I’m knitting the second sock after arriving at a compromise between perfectionist and reasonable: I cast on, knit ribbing for a while, saw that I might possibly be just one stripe off from having matching socks, and started over in hopes that it would match. We’ll see—I think the color that comes up next will be the wrong color, but I’m not frogging again. It will be okay.
I desperately want to restart the candle flame shawl but haven’t gotten around to it yet. I’m still trying not to irritate that shoulder with too much repetitive motion. It’s just about better now, but there’s still a twinge here and there if I move it wrong or lift something too heavy or work at the computer for too long. This shoulder has a history already—I had to see a physical therapist for a somewhat different problem several years ago—so I’m trying to be good to it. Physical therapy is expensive. Though as it turns out I do still have the dorky stretchy band and the list of exercises from when I had to go before, and likely most of that would be helpful again now that I’m mostly better.
My current crafting dilemma has nothing to do with the non-matching socks or the shawl that I keep starting over, though. It’s this: I have a number of balls of Plymouth Encore, DK weight, black. This is the yarn I’ve been using for the several failed attemtps at this tank top.
Now, I love this top. I love this top so much that I want to marry it and have children with it and grow old with it and spend our twilight years sitting on the front porch drinking iced tea and kvetching about these kids today. As such, I’d really like it if I could work out my gauge problem and have it come out in a size and shape that more or less resembles me.
I’m pretty sure the yarn called for in the pattern is DK weight. The yarn I’ve been making it with is also ostensibly DK weight. The pattern calls for a yarn that has 109 yards per 50g ball and a gauge of 5 sts/7 rows per inch on size 6 needles.
The ball band for the yarn I’m using says it should work up at 5½ sts/inch on size 6 needles. The band also says the yarn is 150 yards per 50g ball.
I am having massive gauge issues with this project. To begin with, it boggles my mind that, although it has 41 more yards per 50g ball in my yarn than the recommended yarn, the band claims that it works up only a half stitch per inch smaller on the same size needles.

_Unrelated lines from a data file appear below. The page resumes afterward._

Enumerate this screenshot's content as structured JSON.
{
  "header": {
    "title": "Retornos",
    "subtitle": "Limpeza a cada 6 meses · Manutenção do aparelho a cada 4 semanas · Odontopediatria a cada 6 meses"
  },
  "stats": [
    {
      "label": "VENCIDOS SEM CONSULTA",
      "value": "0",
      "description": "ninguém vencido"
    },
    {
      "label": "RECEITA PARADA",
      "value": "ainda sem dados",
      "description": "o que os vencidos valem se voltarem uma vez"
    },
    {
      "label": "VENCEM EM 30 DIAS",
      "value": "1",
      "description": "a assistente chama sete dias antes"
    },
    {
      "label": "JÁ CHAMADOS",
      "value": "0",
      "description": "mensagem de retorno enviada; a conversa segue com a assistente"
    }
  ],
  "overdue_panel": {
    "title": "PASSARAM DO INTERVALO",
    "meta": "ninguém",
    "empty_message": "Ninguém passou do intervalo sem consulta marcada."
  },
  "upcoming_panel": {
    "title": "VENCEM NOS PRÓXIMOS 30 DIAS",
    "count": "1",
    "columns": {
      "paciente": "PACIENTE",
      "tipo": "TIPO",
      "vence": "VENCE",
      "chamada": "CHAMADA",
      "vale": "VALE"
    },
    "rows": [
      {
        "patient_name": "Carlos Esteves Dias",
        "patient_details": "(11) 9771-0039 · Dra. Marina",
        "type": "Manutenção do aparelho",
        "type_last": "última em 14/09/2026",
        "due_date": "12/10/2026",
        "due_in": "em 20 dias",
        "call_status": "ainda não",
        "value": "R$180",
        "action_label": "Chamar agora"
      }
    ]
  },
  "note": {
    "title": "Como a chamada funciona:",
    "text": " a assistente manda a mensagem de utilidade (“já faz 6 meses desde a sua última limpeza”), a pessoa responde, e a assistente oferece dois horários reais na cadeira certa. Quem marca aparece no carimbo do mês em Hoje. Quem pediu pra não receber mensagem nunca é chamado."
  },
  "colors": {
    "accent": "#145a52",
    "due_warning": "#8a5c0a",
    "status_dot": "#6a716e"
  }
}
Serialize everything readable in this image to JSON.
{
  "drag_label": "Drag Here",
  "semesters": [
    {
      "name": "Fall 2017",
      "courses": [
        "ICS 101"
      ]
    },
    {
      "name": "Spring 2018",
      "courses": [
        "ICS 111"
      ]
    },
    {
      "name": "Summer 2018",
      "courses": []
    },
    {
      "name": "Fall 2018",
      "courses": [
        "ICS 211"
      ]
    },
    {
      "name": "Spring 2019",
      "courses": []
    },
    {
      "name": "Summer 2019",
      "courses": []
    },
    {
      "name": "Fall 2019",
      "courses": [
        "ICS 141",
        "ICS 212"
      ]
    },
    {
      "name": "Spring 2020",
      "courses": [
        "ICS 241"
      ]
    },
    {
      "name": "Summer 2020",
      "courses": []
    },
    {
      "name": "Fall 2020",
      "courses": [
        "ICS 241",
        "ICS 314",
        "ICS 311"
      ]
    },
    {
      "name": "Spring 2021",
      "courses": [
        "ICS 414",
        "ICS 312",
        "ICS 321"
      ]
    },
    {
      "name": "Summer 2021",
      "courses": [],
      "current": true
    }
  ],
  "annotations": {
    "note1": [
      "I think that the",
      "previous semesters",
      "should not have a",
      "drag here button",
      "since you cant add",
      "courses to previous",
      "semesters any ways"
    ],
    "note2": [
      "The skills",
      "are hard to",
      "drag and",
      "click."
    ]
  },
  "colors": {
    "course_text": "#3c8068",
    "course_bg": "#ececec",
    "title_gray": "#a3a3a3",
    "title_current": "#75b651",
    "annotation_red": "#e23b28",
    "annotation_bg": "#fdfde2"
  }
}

Next problem: On size 6 needles, I was getting about 7½ stitches per inch. On size 7 needles? Also about 7½ stitches per inch. Both sets of needles are cheap aluminum straights.
I gave up on the aluminum needles and started swatching on a Knitpicks circular that I got for my birthday with size 5 tips. Size 5. Smaller than what the pattern recommends. Two sizes smaller than the largest size I’d tried.
I’m getting 6 stitches per inch.
I think my head is going to explode. Granted, the knitting is much easier and more pleasant on the Knitpicks needles. They’re smoother (and as an aside, I have actually worn the paint of part of the tips on the cheap aluminum needles, which was probably not helping matters any) and I seem to knit more loosely with them. But still. This is beyond weird.
Do I just go with it and do a bunch of math to figure out what size I should make on this needle? One st/in difference times 19 inches = 19 sts more to cast on, which would have me making the 46″ size rather than the 38″ size, and if either my math or my gauge swatch is wrong I will have a potato sack, albeit a potato sack with lovely short-row shaping at the bust and hip, and I will be forced to take to my bed in despair.
There’s also the fact that my first two gauge swatches relaxed a bit in washing, so maybe this one will, too, and maybe, just maybe I’ll have 5 stitches per inch after washing the swatch and can cast on the 38″ size.
Pertinent fact: I need the same size 5 circular for the lace shawl, so it’s got to be one or the other if I’m going to do the tank top on that size needle, though maybe I can use the longer cable for the shawl and the shorter one for the tank and just swap the tips back and forth.